La Ley Ómnibus de Milei también modifica la Ley de Salud Mental

Un tema doloroso y preocupante para los familiares de los enfermos y adictos, en primer lugar, pero que a la larga o a la corta termina afectando a la sociedad en su conjunto.

El presidente de la Nación, Javier Milei, envió al Congreso de la Nación el proyecto de ley de "Fundamentos y Bases para la Libertad de los Ciudadanos Argentinos", denominada Ley Ómnibus. Dentro de las múltiples reformas que buscará implementar se incluye el cambio a ocho artículos de la Ley N° 26.657 de Salud Mental y Adicciones.
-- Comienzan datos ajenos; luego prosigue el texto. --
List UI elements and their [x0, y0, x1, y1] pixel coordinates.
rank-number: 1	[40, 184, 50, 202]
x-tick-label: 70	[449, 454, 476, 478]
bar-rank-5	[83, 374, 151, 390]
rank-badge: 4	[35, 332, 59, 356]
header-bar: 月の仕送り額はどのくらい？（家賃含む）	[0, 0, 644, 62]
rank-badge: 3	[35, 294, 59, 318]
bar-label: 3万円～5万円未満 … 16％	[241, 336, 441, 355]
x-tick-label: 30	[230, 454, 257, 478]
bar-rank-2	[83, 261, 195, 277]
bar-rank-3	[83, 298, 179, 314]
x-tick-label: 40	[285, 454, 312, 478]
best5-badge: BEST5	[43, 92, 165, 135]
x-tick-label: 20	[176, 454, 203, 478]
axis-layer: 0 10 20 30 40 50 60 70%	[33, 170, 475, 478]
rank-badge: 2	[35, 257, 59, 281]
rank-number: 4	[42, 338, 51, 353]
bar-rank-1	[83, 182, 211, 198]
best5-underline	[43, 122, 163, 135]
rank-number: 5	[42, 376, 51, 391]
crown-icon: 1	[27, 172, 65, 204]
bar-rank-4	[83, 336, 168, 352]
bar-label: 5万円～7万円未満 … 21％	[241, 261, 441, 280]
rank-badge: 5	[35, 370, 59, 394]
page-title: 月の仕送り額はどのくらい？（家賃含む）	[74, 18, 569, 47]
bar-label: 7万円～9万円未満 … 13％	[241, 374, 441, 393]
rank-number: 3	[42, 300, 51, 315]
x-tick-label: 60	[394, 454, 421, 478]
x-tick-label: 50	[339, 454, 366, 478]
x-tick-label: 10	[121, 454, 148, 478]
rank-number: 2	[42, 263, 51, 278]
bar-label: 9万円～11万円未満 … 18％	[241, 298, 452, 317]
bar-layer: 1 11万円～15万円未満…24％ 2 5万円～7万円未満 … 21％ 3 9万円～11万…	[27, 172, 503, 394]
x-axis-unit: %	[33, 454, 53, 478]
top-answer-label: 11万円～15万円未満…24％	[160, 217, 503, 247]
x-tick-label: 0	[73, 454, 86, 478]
La salud mental es un tema doloroso y preocupante para los familiares de los enfermos y adictos, en primer lugar, pero que a la larga o a la corta termina afectando a la sociedad en su conjunto.

La actual Ley de Salud Mental, lleva ya 10 años desde su sanción demostrando ser absolutamente ineficaz, pues no ha conseguido una mejor atención del paciente psiquiátrico.

Cabe recordar que en su génesis la ley sustrae a la enfermedad mental del ámbito de la medicina. En efecto, durante el tratamiento de la ley no fue consultado ningún estamento científico médico ni ninguna Sociedad de Psiquiatría. Es una ley construida y militada por psicólogos, abogados y políticos.

Desde un punto de vista que, supuestamente, buscó proteger los derechos del paciente en el sistema de salud, el espíritu de la normativa vigente es la antimanicomialización. Prohibió la creación de nuevos centros de salud mental cerró la mayoría de los existentes, pero no se proveyó al sistema de salud de los dispositivos necesarios para efectivizar la política, ni tampoco se dispuso dónde ubicar a este tipo de pacientes en internaciones de tratamiento prolongado.

Como ya hemos dicho otras veces el resultado de la actual Ley de Salud Mental es que haya enfermos psiquiátricos abandonados y en situación de calle en muchos rincones de la ciudad. Las familias de los pacientes psiquiátricos están abandonadas porque, aunque no es cuestión de sacarse el enfermo de encima, nadie está preparado para la muy difícil situación de lidiar con un enfermo mental o un adicto en su hogar, como resultado de ello, el enfermo no recibe la atención que necesita y la familia se dementiza. Es cierto que la enfermedad mental no es una enfermedad contagiosa, pero casi.

Uno de los puntos más controvertidos y debatidos de la actual ley es la posibilidad de hospitalización involuntaria, la modificación de este punto pondría fin a las dificultades experimentadas por familias frente a brotes o episodios agudos, situaciones en las que a menudo es complicado que los pacientes acepten tratamiento voluntario.

Si bien se mantiene la excepcionalidad de la internación como recurso terapéutico, aclara que “procede, previa evaluación médica y del equipo interdisciplinario”, en cuatro casos, cuando la persona:

1) No logre adherencia a los abordajes ambulatorios y presente una falta de conciencia de enfermedad que afecte su capacidad de discernimiento y que implique una grave vulneración a su salud integral

2) Se encuentre en situación de riesgo cierto e inminente para sí o para terceros

3) Con posterioridad a la internación bajo el supuesto del punto anterior, no entrañe riesgo cierto e inminente para sí o para terceros, pero no hayan cesado las causas que generaron tal situación

4) Se trate de un menor de edad que padece adicción a sustancias psicoactivas que comprometa gravemente su salud integral o desarrollo psicofísico. En este caso, es a pedido de ambos padres o de quien/es ejerzan la responsabilidad parental, tutor o a requerimiento del juez, previa solicitud del órgano administrativo competente.

La modificación de la ley faculta al juez a “adoptar medidas de atención urgentes y deberá posteriormente realizar la correspondiente evaluación interdisciplinaria”.

Como ya se dijo más arriba, otro de los puntos conflictivos de la normativa vigente es la prohibición expresa dela creación de nuevos manicomios, neuropsiquiátricos o instituciones de internación monovalentes, públicos o privados”.

La modificación a la Ley enviada al Congreso deja sin efecto dicha prohibición, y especifica que “los hospitales o centros médicos, neuropsiquiátricos o instituciones de internación monovalentes, públicos o privados deberán funcionar conforme a los objetivos y principios expuestos, y de acuerdo a las reglamentaciones que establezca la autoridad de aplicación”.

Realmente, las reformas propuestas fueron bien recibidas en el ambiente interesado, pues en su mayoría son reformas que fueron propuestas en diversos proyectos de modificación a la Ley de Salud Mental en los últimos 10 años. Quedan todavía algunas cuestiones por aclarar y otras por modificar pero no se puede dejar de reconocer que la iniciativa es buena.